Fête de la Musique im Mauerpark: „Gekommen ist vor allem das junge, internationale Berlin“ Foto: imago/Seeliger

Wie es aussieht, wenn man völlig geflasht ist? Ganz unterschiedlich: Einige machen wilde Armbewegungen und fuchteln herum, andere pressen die Hände auf die Brust, als könnten sie so den wummernden Bass-Druckwellen besser standhalten, die von vorne kommen; wieder andere im Publikum haben die Augen weit aufgerissen und den Mund leicht geöffnet. Ihr paralysierter Blick scheint zu fragen: „Was geht da?“

Die Frage ist berechtigt. Denn man kann all die akustischen und visuellen Signale, die im Berliner Mauerpark von der Bühne kommen, kaum ordnen und orten: eine Flut futuristisch anmutender Visuals auf zwei Leinwänden, ein für ein Open Air unglaublich fetter und durchdringender Clubsound, Versatzstücke aus HipHop- und Jazz-Stücken. Ständig ändern sich Rhythmus und Tempo, der Körper kommt kaum mit.

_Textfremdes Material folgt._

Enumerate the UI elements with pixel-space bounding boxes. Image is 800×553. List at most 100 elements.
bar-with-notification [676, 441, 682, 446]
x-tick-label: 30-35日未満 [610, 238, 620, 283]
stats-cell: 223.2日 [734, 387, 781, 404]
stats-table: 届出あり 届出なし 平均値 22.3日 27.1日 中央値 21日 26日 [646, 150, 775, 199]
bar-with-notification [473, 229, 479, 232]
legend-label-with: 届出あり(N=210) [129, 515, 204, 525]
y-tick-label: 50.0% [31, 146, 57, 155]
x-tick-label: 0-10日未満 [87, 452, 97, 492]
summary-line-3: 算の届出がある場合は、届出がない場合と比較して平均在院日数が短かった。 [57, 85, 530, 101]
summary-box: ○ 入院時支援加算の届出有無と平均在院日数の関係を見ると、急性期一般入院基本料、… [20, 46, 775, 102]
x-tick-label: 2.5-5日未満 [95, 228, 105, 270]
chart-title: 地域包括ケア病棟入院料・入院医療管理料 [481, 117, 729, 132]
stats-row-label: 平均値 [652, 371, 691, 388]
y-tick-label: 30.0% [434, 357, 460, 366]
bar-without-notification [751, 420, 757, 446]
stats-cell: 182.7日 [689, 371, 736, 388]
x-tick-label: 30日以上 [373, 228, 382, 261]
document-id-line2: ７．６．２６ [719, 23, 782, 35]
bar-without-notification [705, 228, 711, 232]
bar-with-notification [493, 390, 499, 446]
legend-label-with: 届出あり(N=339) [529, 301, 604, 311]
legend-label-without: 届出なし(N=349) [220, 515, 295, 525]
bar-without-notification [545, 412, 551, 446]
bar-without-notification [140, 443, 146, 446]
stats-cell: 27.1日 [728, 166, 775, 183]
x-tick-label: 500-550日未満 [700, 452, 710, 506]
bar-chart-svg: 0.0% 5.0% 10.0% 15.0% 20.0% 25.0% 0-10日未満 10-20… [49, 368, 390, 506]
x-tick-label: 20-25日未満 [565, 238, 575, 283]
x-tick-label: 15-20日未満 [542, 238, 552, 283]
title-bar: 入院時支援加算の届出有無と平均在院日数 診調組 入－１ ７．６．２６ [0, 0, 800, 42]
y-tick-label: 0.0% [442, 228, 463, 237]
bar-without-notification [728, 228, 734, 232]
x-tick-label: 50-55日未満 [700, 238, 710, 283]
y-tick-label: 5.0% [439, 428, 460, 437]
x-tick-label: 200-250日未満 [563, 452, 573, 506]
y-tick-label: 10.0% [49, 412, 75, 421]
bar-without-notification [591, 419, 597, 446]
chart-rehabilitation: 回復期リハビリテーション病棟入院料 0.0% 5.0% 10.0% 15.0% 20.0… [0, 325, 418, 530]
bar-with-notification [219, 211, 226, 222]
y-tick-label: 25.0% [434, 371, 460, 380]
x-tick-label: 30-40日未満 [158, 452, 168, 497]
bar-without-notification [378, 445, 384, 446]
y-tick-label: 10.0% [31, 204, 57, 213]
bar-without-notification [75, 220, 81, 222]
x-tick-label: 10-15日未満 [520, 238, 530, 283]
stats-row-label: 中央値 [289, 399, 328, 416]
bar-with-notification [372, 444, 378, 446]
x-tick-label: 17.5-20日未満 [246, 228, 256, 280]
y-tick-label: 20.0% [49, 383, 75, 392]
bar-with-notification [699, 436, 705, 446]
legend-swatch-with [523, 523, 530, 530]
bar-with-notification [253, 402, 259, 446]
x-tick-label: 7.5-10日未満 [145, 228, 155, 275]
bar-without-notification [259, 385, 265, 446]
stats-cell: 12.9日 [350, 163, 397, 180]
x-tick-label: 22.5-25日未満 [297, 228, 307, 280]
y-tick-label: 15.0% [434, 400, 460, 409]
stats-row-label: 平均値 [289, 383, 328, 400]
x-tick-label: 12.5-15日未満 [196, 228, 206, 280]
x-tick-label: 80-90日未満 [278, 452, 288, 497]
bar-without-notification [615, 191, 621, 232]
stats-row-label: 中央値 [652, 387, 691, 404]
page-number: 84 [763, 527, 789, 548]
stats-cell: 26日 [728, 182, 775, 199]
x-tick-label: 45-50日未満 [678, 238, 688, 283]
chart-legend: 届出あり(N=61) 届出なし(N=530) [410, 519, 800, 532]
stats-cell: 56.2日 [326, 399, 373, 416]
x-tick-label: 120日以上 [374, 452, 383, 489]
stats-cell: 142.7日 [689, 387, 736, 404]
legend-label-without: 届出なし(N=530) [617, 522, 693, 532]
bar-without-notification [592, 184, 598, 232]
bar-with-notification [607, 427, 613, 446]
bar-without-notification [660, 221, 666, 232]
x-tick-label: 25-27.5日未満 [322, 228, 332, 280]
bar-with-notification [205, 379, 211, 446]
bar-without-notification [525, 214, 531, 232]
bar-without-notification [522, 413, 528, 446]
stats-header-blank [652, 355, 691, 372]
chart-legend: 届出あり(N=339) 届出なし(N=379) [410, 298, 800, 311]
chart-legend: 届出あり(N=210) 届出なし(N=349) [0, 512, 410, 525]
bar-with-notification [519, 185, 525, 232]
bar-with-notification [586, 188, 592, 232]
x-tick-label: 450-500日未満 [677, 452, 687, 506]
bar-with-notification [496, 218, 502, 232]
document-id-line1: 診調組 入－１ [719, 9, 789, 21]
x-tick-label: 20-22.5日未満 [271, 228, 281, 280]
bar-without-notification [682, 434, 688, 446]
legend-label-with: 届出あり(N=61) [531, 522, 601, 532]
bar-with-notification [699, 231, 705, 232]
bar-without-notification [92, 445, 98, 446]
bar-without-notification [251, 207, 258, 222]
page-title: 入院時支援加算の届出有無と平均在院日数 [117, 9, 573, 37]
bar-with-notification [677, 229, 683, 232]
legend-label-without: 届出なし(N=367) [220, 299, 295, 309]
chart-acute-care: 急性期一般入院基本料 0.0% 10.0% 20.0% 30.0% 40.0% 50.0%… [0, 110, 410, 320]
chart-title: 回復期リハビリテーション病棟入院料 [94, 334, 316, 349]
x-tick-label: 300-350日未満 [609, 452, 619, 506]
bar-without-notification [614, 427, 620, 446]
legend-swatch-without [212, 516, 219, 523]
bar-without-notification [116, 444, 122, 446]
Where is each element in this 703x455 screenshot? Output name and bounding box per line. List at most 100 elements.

Für all das verantwortlich ist Flying Lotus alias Steven Ellison, einer der bedeutendsten Produzenten des zeitgenössischen elektronischen Pop aus Los Angeles, der am Mittwochabend sein erstes Konzert seit drei Jahren in Deutschland spielt. Anlass ist die Fête de la Musique, das jährliche Umsonst-und-draußen-Festival zum Sommeranfang, bei dem Straßenmusik an jeder Ecke zu hören ist. In diesem Rahmen gibt es nahe dem ehemaligen Mauerstreifen immer eine große, von der Red Bull Music Academy gesponserte Bühne, um die großen Namen nach Berlin zu lotsen.

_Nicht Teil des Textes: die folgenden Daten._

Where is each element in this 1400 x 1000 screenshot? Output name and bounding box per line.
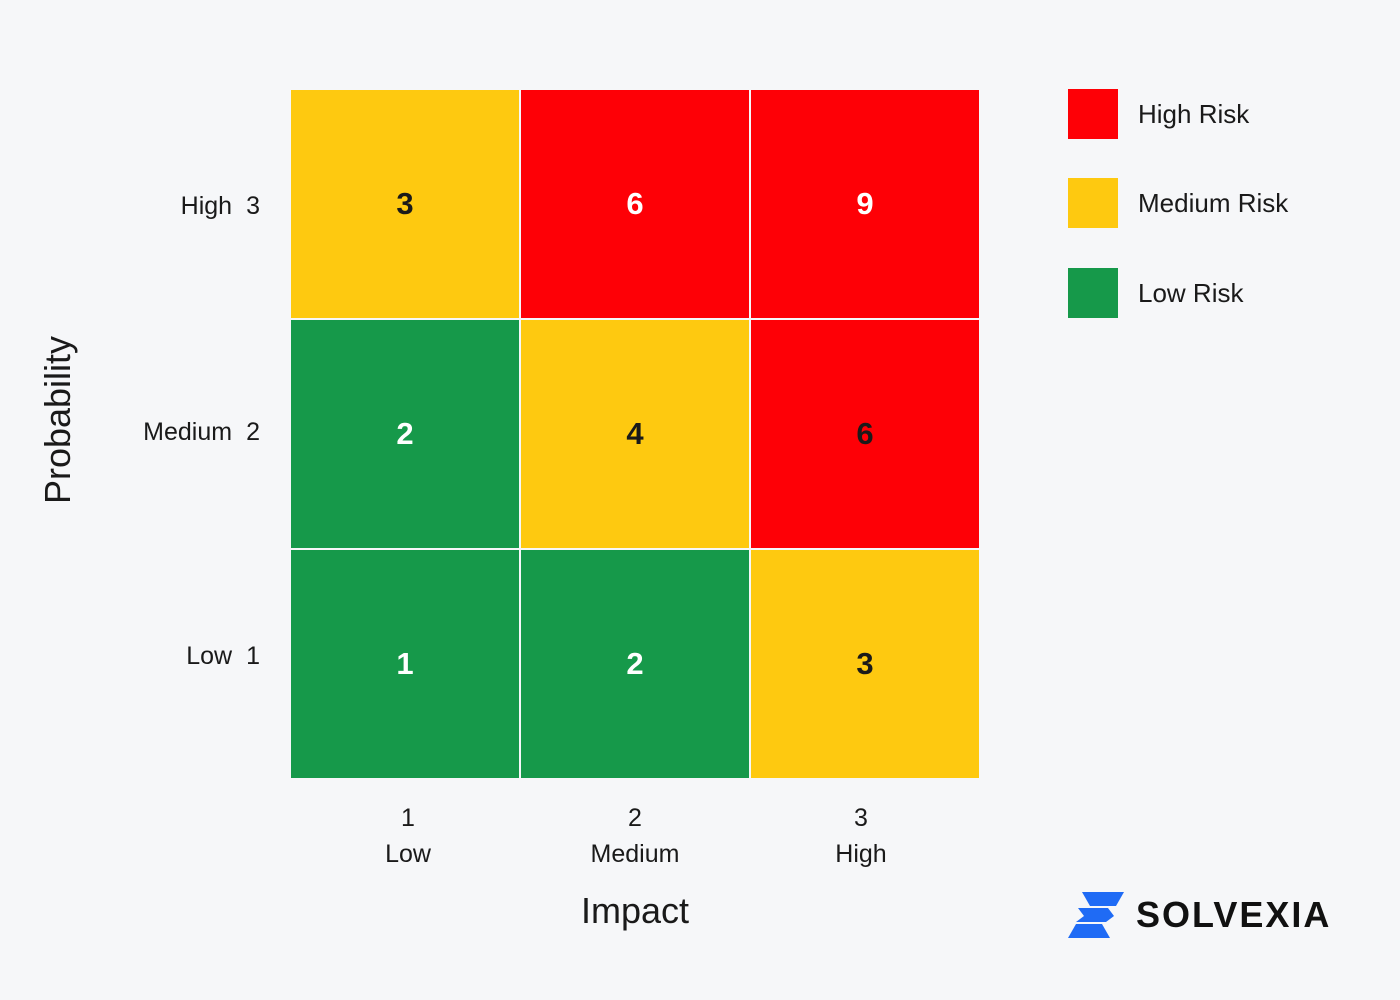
legend-item-medium-risk: Medium Risk [1068, 178, 1288, 228]
legend-item-high-risk: High Risk [1068, 89, 1249, 139]
logo-shape-top [1082, 892, 1124, 906]
x-tick-num: 2 [628, 804, 642, 832]
legend-item-low-risk: Low Risk [1068, 268, 1243, 318]
x-tick-num: 1 [401, 804, 415, 832]
x-tick-level: Low [385, 840, 431, 868]
x-tick-label-high: 3 High [781, 800, 941, 872]
legend-label: Low Risk [1138, 277, 1244, 308]
x-axis-title: Impact [580, 890, 690, 931]
legend-swatch-low [1068, 268, 1118, 318]
matrix-cell-prob-high-impact-low: 3 [290, 89, 520, 319]
logo-shape-bottom [1068, 924, 1110, 938]
legend-swatch-high [1068, 89, 1118, 139]
solvexia-logo: SOLVEXIA [1068, 892, 1331, 938]
solvexia-logo-icon [1068, 892, 1124, 938]
matrix-cell-prob-high-impact-high: 9 [750, 89, 980, 319]
legend-label: Medium Risk [1138, 187, 1289, 218]
y-tick-num: 3 [246, 192, 260, 220]
logo-shape-middle [1076, 908, 1114, 922]
matrix-cell-prob-medium-impact-low: 2 [290, 319, 520, 549]
legend-label: High Risk [1138, 98, 1250, 129]
matrix-cell-prob-medium-impact-high: 6 [750, 319, 980, 549]
y-tick-level: Medium [143, 418, 233, 446]
x-tick-label-low: 1 Low [328, 800, 488, 872]
matrix-cell-prob-low-impact-high: 3 [750, 549, 980, 779]
x-tick-label-medium: 2 Medium [555, 800, 715, 872]
matrix-cell-prob-medium-impact-medium: 4 [520, 319, 750, 549]
matrix-cell-prob-low-impact-medium: 2 [520, 549, 750, 779]
y-axis-title: Probability [37, 335, 78, 505]
x-tick-level: High [835, 840, 887, 868]
y-tick-num: 1 [246, 642, 260, 670]
y-tick-label-medium: Medium 2 [143, 418, 260, 447]
y-tick-label-low: Low 1 [186, 642, 260, 671]
x-tick-level: Medium [590, 840, 680, 868]
matrix-cell-prob-high-impact-medium: 6 [520, 89, 750, 319]
y-tick-level: High [180, 192, 233, 220]
legend-swatch-medium [1068, 178, 1118, 228]
y-tick-label-high: High 3 [181, 192, 260, 221]
brand-name: SOLVEXIA [1136, 894, 1332, 935]
y-tick-level: Low [186, 642, 233, 670]
y-tick-num: 2 [246, 418, 260, 446]
x-tick-num: 3 [854, 804, 868, 832]
matrix-cell-prob-low-impact-low: 1 [290, 549, 520, 779]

Und das hat in diesem Jahr sehr gut geklappt: Mit den befreundeten Künstlern Thundercat, der am frühen Abend spielt, und Headliner Flying Lotus ist so etwas wie die Masterclass des afroamerikanisch geprägten Broken-Beat-/NuJazz-/Fusion-Zirkels am Start.

Der eine, Thundercat alias Stephen Bruner, hat erst kürzlich das gefeierte Album „Drunk“ veröffentlicht. Der andere, Flying Lotus, schuf mit dem Album „You’re Dead“ (2014) ein 19 Stücke umfassendes Wahnsinnswerk, bestehend aus HipHop-Samples, Jazz-Krächzen und Loops. Beide Künstler zusammen haben den Sound Kendrick Lamars mitgeprägt, auch dekorierte Musikerinnen wie Nite Jewel bewegen sich in dieser Szene.

Monster und Totenköpfe

Flying Lotus selbst – ein großer, kräftiger Mann in schwarzen Klamotten und mit aufragender Afrofrisur – sagt kaum etwas während des Auftritts und ist im Übrigen auch kaum zu sehen: Nur seine Silhouette erkennt man. Sein MC-Pult steht zwischen einer transparenten LED-Leinwand vor und einer Videoleinwand hinter ihm. Während der Schatten des Afro auf- und abwiegt, drückt er Knöpfe am Laptop und verschiebt ein paar Regler, dazu flimmern hippelige Visuals: Animationsfilmchen wechseln sich ab mit Space-Ästhetik, Monstern und Totenköpfen.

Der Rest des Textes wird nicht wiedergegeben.